The sacred places, the ones that become annual rites of passages, mark the year’s progress. The landscape reminds us where we’ve been, and the breeze carries our dreams for the year ahead.

Newtowne Neck State Park is one of my special places, as much for the memories the contour of the land holds as for the people I spend time with when I’m there.

The state of Maryland purchased a peninsula that jets out into the Potomac River from the Jesuits, an order of Catholic priests who farmed the land for 300 years. The State of Maryland developed a paradise for swimmers, sea kayakers, and stand up paddle boarders along seven miles of sandy shoreline.photo1Back when the Jesuits still owned it, I was twelve-years old and my family lived about a mile away in a rundown farmhouse.

Landlocked, my brothers and I explored where we could, wandering the graveyard dating back to the 1700s and making up stories about the children buried there. We rode our bikes between fields of towering corn stalks well past twilight.

The state park provides something for our kids that we never had for the year we lived there – access to the river. The strands of golden beaches offer a connection to the water, a place to swim, crab, beachcomb, and launch kayaks.

It’s become a family tradition, to load our own kids and a fleet of kayaks and pile into a couple trucks.

Newtowne Neck is still a place with more land than people, where time seems to slow down and even our kids get quiet and still enough to notice the changing tides and the ospreys diving for dinner.photo3My sister-in-law, Oona, and I float in kayaks while our kids splash in the water.

She turns to me. “What a difference a year makes.
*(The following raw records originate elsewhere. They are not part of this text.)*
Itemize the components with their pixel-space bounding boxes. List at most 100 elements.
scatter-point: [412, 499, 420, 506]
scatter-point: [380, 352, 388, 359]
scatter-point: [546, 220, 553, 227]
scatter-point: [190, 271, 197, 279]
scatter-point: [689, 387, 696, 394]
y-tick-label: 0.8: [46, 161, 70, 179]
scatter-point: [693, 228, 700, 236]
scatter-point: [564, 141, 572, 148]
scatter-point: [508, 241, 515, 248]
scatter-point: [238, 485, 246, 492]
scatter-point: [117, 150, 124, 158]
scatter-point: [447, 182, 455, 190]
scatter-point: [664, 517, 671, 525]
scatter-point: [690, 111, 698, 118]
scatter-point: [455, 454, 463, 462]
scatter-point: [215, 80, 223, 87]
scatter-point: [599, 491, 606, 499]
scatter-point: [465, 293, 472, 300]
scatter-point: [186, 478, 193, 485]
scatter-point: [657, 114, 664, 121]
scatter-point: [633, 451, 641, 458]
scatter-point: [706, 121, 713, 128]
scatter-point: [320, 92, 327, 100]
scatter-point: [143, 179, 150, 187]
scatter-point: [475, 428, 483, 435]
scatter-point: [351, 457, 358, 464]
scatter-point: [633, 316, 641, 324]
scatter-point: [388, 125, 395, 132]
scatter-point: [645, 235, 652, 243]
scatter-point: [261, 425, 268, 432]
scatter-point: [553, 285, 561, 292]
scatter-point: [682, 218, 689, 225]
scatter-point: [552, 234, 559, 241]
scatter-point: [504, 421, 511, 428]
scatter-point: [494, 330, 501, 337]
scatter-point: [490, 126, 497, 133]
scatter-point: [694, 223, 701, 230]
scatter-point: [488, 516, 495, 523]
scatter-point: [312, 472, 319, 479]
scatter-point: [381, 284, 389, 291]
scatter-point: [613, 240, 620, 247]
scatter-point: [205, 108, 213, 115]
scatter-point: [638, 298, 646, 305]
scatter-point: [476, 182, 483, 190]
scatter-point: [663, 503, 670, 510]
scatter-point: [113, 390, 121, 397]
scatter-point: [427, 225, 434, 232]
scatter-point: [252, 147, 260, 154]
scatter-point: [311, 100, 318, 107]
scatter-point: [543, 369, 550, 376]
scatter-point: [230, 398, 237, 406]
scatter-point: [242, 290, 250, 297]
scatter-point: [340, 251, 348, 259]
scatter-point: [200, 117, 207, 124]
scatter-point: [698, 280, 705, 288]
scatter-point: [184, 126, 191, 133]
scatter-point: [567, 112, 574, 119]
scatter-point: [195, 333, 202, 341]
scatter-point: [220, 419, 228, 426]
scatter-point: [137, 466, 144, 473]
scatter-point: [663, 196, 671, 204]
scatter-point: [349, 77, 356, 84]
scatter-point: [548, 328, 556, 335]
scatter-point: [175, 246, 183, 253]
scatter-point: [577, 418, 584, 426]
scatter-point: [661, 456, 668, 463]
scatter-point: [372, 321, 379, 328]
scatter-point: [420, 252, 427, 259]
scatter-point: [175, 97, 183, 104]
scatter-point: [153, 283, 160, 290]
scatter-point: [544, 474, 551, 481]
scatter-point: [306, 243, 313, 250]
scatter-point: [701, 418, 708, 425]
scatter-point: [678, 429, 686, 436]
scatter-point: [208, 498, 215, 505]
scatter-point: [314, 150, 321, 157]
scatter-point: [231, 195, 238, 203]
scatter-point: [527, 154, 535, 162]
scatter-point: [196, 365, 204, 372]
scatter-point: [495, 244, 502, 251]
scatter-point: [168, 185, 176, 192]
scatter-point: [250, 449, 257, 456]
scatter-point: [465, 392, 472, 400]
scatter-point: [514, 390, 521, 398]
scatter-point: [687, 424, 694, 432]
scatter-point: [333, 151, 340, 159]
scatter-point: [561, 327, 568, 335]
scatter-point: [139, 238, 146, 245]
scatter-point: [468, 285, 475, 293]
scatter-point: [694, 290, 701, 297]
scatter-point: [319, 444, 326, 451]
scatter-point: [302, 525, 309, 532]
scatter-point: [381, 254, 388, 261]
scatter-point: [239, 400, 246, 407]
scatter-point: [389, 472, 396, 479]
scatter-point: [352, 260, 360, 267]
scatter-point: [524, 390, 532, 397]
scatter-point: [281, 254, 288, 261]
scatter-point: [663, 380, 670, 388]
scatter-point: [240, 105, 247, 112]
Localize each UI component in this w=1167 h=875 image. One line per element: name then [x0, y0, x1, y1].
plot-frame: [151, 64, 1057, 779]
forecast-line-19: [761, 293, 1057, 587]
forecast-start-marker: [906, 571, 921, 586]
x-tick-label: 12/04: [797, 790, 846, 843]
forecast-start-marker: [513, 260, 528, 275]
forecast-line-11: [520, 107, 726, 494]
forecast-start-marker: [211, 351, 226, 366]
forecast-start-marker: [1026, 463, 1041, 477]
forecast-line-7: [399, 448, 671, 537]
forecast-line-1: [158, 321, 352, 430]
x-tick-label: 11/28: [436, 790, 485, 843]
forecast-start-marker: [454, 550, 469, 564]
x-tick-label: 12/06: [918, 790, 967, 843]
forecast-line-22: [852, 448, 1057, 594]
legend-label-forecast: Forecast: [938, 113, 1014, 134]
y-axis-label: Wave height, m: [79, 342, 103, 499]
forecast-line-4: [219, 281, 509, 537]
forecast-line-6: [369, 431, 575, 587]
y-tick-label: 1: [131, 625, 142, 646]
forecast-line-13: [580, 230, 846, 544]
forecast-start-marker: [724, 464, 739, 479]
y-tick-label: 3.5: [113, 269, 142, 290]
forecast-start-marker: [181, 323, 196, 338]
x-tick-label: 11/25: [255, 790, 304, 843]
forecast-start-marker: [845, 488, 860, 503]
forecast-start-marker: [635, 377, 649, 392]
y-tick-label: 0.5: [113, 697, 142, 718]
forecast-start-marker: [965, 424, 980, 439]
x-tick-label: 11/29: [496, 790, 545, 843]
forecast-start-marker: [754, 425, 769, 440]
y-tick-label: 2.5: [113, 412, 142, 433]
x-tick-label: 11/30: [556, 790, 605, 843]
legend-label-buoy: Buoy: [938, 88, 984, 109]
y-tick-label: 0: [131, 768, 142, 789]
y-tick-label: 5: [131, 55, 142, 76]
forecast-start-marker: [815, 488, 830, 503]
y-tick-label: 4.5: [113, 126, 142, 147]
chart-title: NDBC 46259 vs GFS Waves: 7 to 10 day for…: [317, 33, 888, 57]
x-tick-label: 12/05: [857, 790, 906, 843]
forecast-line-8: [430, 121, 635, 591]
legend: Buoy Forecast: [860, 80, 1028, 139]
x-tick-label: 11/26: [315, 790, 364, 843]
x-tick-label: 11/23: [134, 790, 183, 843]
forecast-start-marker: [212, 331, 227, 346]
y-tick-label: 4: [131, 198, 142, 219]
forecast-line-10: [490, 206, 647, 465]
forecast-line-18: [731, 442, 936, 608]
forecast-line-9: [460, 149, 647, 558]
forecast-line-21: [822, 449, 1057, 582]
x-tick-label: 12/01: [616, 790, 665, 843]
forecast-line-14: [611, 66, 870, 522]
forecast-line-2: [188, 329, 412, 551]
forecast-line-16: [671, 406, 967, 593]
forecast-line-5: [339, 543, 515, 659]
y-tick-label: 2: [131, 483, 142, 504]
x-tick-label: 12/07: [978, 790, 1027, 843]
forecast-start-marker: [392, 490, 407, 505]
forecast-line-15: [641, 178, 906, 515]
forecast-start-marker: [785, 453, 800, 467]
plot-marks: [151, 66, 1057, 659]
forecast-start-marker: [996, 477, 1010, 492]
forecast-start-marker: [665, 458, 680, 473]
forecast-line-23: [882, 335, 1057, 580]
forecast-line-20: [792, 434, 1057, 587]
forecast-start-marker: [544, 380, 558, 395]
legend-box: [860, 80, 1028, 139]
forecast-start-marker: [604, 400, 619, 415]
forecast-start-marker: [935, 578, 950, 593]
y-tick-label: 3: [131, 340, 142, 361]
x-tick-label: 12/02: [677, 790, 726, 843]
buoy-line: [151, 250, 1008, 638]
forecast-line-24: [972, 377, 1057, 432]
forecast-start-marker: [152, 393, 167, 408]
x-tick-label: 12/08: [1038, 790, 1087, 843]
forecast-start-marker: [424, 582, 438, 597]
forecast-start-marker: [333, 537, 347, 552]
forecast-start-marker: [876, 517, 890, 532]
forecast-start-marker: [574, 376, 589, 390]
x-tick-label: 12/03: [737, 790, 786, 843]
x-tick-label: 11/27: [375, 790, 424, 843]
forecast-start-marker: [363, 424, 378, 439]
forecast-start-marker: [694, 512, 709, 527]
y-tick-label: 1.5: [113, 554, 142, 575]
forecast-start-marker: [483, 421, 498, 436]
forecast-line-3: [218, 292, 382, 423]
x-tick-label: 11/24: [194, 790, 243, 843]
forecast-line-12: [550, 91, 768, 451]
Remember the conversations we had here last year?”

Memories wash over me. Last year I was talking about taking Tobin sailing for a month. The idea seemed so daunting and impossible, but also possessed me because at the time it was the only thing I really wanted to do. I was contemplating leaving a job and starting my own business. A year later, I have started a business and we set sail last January.

I gaze at Tobin. Last year he was three, a few months away from turning four. He was still shy most of the time, greeting strangers with his face buried into the back of my knees, terrified of being seen by the world.

Tobin calls out to me and interrupts my thoughts. “Mama, we want a turn with the kayaks.”

I see his older cousin already climbing into a kayak, so I paddle to shore and watch as he gets into my kayak.

Tobin paddles his own kayak for the first time. The kayak, big and unwieldy, makes it difficult for his small body to control. When he can’t turn the kayak, he stands up and sits down facing his body toward the stern, continuing to paddle forward in an effort to keep up with his big cousin.

I dip my toes in the water standing side-by-side with Oona, admiring our sons’ respective growth over the past year. We do the thing parents do, wondering aloud, “How did he get so big?”

The boys paddle further out into the water, further away from us.

I try to remember who Tobin was a year ago, trying to recall what phrases he said and what he liked to play. I struggle to conjure up his three-year-old self and I begin to doubt if I was present enough in his life, or even my own.

Tobin lands his kayak and pulls it up on the beach, out of reach from the incoming tide. His shoulders and back look so strong. He’s all muscle and ribs, none of his toddler fat remains.

He runs up to me. “Mama, I leaned my kayak way over, I was tacking it.”

I laugh. Tacking is a sailing term for turning the bow of a boat through the wind and inevitably the boat leans over on its side. We’ve led a watery life together and he’s integrating the experiences in his mind, making them his own.

The sun lowers in the sky and I wrap a towel around Tobin. He reaches his arms upward, toward me. “Mama, hold me.”

I scoop him in my arms and press him close, aware that time passes and we grow older, whether we intend to or nor. Standing in there bathed by the bright pastels of the setting sun, all my other goals and dreams fall away.

All that is left is the important stuff – I am experiencing this sacred place with my son and some of our most beloved.